Wystrój i towarzystwo jak w sanatorium, ale desery przepyszne! Porcje są bardzo duże, a ceny niskie - wszystko powyższe skłania do gorącego polecenia Witaminki.
Polecam!. Herbatka dobrze podana (dzbanuszek z wodą, filiżanka z herbatą + cukier w kostkach bez ograniczeń), dobre ciasta i desery, niskie ceny, a przede wszystkim owoce świeże, wygląd dań zachęcający. Jeśli chcemy zabrać kogoś na ciasto i herbatkę to ok. 10 zł na osobę wystarczy, aby umilić sobie czas :)
Zaskakująco w porządku.
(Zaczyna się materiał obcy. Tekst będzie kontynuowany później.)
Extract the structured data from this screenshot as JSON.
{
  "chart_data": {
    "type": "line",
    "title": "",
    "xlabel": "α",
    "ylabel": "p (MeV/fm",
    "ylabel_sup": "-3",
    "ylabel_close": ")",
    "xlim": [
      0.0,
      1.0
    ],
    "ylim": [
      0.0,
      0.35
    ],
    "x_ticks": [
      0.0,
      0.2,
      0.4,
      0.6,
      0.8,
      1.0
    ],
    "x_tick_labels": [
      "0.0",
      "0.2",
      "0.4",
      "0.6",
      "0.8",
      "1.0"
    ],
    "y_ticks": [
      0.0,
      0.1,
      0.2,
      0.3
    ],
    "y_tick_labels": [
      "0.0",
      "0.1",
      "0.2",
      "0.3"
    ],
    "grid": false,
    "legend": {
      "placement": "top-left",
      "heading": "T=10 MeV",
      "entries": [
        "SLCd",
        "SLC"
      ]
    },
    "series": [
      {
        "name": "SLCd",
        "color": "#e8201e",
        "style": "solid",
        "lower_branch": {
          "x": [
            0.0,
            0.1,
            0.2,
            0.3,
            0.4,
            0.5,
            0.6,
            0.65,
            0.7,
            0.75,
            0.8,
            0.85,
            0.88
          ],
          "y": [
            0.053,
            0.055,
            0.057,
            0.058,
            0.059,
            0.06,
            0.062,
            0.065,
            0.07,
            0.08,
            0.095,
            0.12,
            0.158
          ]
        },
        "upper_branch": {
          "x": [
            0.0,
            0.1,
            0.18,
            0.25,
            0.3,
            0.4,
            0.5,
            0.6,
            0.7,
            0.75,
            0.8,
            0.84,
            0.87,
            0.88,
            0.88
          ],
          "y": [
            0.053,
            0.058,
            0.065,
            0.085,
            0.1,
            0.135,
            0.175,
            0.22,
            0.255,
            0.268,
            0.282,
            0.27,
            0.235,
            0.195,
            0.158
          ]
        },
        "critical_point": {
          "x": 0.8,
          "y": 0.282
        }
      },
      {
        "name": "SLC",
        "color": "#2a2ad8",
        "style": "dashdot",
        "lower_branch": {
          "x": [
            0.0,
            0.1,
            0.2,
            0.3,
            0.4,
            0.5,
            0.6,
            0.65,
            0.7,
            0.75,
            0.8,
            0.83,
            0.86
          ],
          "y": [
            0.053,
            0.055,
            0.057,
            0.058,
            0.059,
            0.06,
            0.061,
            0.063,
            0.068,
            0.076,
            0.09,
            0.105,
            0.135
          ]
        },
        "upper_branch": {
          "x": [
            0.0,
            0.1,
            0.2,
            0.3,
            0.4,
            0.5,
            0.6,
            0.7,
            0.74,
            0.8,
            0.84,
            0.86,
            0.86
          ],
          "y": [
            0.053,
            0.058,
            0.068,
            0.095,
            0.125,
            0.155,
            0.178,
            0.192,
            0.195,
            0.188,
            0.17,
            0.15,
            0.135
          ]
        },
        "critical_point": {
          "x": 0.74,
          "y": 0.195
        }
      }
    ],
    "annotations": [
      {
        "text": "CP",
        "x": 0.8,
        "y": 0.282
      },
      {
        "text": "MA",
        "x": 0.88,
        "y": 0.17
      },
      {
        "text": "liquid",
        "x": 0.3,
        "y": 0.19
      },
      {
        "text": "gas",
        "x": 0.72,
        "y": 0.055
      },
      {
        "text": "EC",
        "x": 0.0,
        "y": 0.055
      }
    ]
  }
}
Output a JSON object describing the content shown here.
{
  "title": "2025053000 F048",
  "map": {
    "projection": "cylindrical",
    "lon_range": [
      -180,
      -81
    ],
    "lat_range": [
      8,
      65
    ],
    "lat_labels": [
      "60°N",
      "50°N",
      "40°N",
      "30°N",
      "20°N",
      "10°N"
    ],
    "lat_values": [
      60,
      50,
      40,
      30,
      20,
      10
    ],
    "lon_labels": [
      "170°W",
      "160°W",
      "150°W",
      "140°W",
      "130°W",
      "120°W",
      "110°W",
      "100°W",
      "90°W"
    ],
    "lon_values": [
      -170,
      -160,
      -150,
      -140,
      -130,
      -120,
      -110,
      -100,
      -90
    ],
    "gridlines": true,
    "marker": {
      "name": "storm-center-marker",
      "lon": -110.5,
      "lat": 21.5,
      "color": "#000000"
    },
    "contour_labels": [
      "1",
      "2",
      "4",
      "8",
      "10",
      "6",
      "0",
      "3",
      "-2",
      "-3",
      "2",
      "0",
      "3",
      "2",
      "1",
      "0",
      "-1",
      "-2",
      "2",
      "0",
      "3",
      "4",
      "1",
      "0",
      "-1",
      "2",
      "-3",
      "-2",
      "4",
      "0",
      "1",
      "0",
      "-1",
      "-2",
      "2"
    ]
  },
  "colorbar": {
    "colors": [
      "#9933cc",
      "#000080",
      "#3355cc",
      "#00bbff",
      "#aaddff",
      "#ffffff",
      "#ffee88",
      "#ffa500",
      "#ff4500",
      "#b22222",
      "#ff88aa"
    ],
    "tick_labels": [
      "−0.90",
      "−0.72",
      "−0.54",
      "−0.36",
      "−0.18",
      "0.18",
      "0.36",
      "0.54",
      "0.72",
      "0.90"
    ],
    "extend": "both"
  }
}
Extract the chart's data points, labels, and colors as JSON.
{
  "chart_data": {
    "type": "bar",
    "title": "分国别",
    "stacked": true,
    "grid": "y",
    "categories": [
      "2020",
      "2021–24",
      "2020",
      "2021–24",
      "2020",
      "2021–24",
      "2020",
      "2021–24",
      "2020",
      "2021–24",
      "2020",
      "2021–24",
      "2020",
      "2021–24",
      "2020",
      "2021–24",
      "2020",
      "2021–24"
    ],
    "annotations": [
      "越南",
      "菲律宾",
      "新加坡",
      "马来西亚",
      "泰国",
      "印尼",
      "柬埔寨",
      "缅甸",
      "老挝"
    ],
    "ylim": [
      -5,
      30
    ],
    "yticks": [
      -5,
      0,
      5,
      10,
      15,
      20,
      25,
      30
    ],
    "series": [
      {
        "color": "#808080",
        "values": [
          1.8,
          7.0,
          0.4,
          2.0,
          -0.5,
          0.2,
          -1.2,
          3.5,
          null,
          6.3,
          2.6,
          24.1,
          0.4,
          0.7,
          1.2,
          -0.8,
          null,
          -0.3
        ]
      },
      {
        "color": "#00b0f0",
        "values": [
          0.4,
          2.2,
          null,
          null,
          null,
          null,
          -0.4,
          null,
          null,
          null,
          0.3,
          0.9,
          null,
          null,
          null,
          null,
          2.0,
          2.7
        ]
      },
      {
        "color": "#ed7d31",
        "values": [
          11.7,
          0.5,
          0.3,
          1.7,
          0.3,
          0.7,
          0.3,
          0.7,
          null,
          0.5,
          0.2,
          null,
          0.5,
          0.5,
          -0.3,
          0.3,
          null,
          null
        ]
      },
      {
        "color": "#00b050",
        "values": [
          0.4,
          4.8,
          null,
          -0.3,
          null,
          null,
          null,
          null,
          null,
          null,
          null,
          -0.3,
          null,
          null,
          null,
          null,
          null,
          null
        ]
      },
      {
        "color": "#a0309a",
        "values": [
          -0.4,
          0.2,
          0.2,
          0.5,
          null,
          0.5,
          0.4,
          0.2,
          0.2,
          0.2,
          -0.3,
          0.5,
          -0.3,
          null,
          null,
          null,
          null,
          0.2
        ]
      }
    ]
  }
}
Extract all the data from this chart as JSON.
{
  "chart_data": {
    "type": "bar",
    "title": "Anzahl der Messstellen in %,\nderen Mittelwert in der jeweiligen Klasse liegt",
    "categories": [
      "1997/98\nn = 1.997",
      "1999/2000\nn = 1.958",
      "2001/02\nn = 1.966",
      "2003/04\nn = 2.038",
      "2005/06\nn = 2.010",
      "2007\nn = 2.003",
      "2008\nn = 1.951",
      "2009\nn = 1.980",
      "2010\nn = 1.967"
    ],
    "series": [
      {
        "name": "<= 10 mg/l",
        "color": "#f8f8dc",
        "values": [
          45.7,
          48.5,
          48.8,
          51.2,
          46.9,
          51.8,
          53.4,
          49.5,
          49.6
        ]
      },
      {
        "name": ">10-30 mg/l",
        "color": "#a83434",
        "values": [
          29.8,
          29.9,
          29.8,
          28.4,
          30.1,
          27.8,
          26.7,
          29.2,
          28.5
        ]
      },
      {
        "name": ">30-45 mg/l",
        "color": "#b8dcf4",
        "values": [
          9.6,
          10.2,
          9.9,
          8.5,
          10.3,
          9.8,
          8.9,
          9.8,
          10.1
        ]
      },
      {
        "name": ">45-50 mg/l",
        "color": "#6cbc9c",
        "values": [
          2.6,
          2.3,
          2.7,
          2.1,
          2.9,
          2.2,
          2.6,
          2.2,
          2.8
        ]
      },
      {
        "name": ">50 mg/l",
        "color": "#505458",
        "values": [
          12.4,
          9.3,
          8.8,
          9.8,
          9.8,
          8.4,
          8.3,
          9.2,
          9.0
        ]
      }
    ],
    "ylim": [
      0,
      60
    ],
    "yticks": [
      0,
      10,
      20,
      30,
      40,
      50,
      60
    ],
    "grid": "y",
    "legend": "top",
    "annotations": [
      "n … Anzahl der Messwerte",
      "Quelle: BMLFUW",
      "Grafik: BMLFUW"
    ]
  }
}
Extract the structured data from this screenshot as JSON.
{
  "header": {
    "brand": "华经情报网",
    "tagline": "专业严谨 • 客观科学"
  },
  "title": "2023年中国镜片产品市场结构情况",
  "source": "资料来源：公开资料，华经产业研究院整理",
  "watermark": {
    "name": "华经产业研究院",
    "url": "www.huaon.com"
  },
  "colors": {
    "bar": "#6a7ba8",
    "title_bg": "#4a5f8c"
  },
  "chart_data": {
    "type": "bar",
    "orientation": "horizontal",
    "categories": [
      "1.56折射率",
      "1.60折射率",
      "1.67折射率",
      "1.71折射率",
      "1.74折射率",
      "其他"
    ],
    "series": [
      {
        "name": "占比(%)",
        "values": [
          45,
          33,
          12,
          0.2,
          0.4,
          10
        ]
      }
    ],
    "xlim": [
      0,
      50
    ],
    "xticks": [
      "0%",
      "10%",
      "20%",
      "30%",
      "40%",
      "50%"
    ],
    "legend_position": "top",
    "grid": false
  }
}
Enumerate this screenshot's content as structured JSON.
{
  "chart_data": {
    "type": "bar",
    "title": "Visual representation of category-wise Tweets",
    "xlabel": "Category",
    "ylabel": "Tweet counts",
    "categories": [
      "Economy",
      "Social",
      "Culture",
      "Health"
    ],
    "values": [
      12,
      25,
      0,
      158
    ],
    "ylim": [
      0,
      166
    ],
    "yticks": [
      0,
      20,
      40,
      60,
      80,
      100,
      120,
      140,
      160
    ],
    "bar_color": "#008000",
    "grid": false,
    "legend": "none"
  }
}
Gdybym sugerowała się poprzedzającymi moją recenzję wpisami, pewnie nigdy bym tu nie zawitała. Trafiłam do Witaminki przypadkiem, w pewne słoneczne, listopadowe południe żądna ciepłej herbaty (5 zł za imbryczek, ew. dodatkowo 1 zł za pyszną, kwaskową, domową konfiturę) i deseru. Desery z galaretką (faworyt - jagodowy) faktycznie może nie są spektakularne, ale świeże i smaczne, a naprawdę za 8 zł nie spodziewam się piórek i kandyzowanych fiołków. Wystrój jak wystrój - schludnie i przestronnie. Ale jest coś takiego, co przyciąga wspomniane tu przez kogoś ciocie i babcie (średnia wielu gości w lokalu - 70). Ciasta ok i tanie, mało fikuśne i bez bajerów - ma to swój urok.